As Johnson won a decisive nationwide landslide with 61.05% of the vote, normally Republican-leaning New Hampshire's results made the state over 5% more Democratic than the national average in the 1964 election. Only in the 1920 Republican landslide, when the state was James M. Cox’s second-best antebellum free state despite being lost by 20%, has New Hampshire voted more Democratic relative to the nation. As of 2024, this remains the last time that a Democratic presidential nominee would carry New Hampshire by double-digits, as well as the best Democratic presidential performance in New Hampshire history.

==Results==

1964 United States presidential election in New Hampshire
| Party |  | Candidate | Votes | Percentage | Electoral votes |
|  | Democratic | Lyndon B. Johnson (incumbent) | 184,064 | 63.89% | 4 |
|  | Republican | Barry Goldwater | 104,029 | 36.11% | 0 |
| Totals |  |  | 288,093 | 100.00% | 4 |
| Voter Turnout (Voting age/Registered) |  |  |  |  | 72%/79% |

===Results by county===

| County | Lyndon B. Johnson Democratic |  | Barry Goldwater Republican |  | Margin |  | Total votes cast |
| # | % | # | % | # | % |
| Belknap | 8,024 | 57.59% | 5,908 | 42.41% | 2,116 | 15.18% | 13,932 |
| Carroll | 4,058 | 45.01% | 4,957 | 54.99% | -899 | -9.98% | 9,015 |
| Cheshire | 13,626 | 69.58% | 5,958 | 30.42% | 7,668 | 39.16% | 19,584 |
| Coös | 11,956 | 71.09% | 4,863 | 28.91% | 7,093 | 42.18% | 16,819 |
| Grafton | 12,566 | 59.76% | 8,461 | 40.24% | 4,105 | 19.52% | 21,027 |
| Hillsborough | 60,236 | 67.12% | 29,503 | 32.88% | 30,733 | 34.24% | 89,739 |
| Merrimack | 19,818 | 61.20% | 12,564 | 38.80% | 7,254 | 22.40% | 32,382 |
| Rockingham | 27,256 | 58.30% | 19,498 | 41.70% | 7,758 | 16.60% | 46,754 |
| Strafford | 17,737 | 68.01% | 8,342 | 31.99% | 9,395 | 36.02% | 26,079 |
| Sullivan | 8,787 | 68.85% | 3,975 | 31.15% | 4,812 | 37.70% | 12,762 |
| Totals | 184,064 | 63.89% | 104,029 | 36.11% | 80,035 | 27.78% | 288,093 |

==== Counties that flipped from Republican to Democratic ====

- Belknap
- Cheshire
- Grafton
- Merrimack
- Rockingham
- Sullivan

==Analysis==
Despite the scale of Johnson's statewide win, he did not sweep every county in New Hampshire. Carroll County had long been the most Republican county in New Hampshire, voting over 70% Republican in 1960 and over 80% Republican in 1952 and 1956. In 1964, Carroll County would again be the most Republican county in the state, voting 55–45 for Goldwater even as every other county in the state voted decisively for Johnson. Carroll County was not only the only county carried by Goldwater in New Hampshire, it was the only county Goldwater won in all of New England and the Northeastern United States outside of Pennsylvania. (Note: In Pennsylvania, Goldwater won four counties, only one of which (and that county only once) has ever voted Democratic since Grover Cleveland.) Despite the landslide loss, New Hampshire would prove to be Goldwater's strongest state in the Northeast.
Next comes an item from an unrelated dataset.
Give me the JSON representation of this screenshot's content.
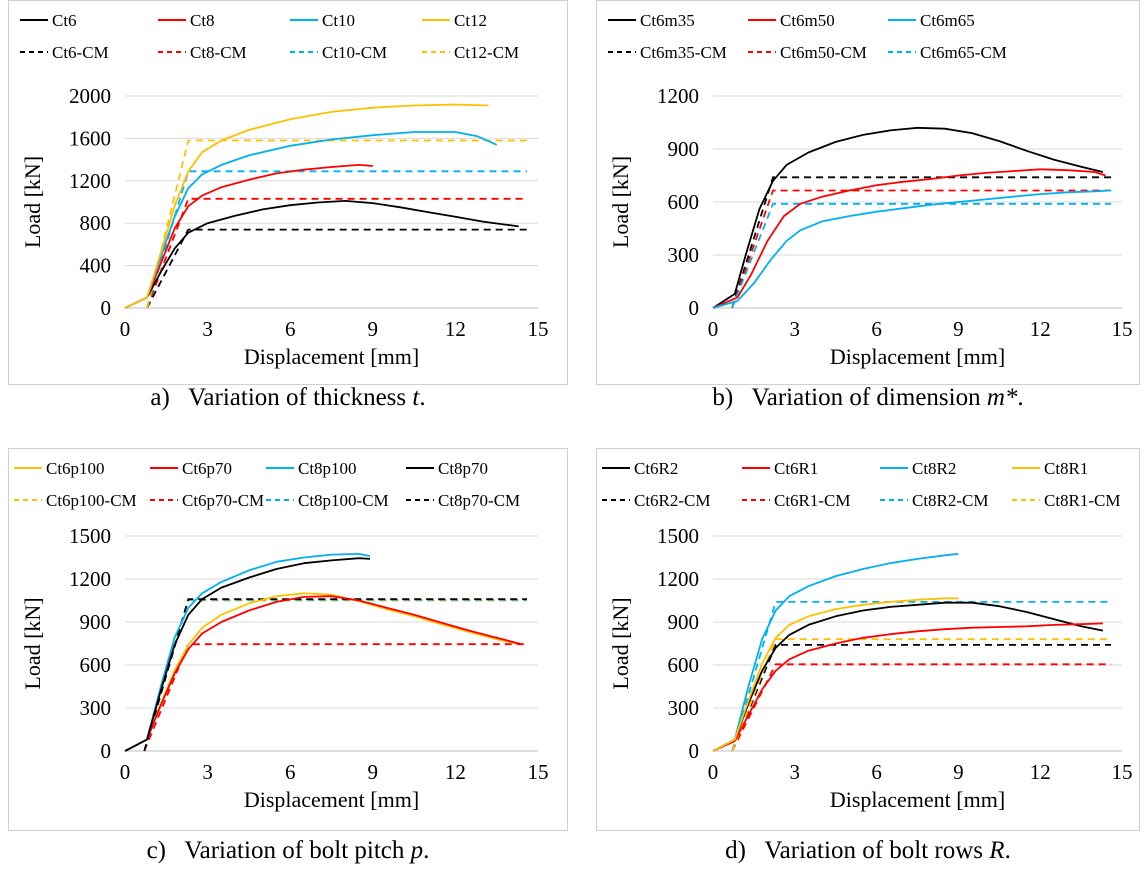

Johnson won the remainder of the state by decisive margins, with his strongest victories in the New Deal Democratic base counties of Hillsborough County, Strafford County, and Coös County, which had long been Democratic counties in an otherwise Republican state, even as the rest of the state finally joined them in voting Democratic in 1964.

Johnson's strongest victory was in rural, French-Canadian Coös County in the far north of the state, which he won with 71.1% of the vote.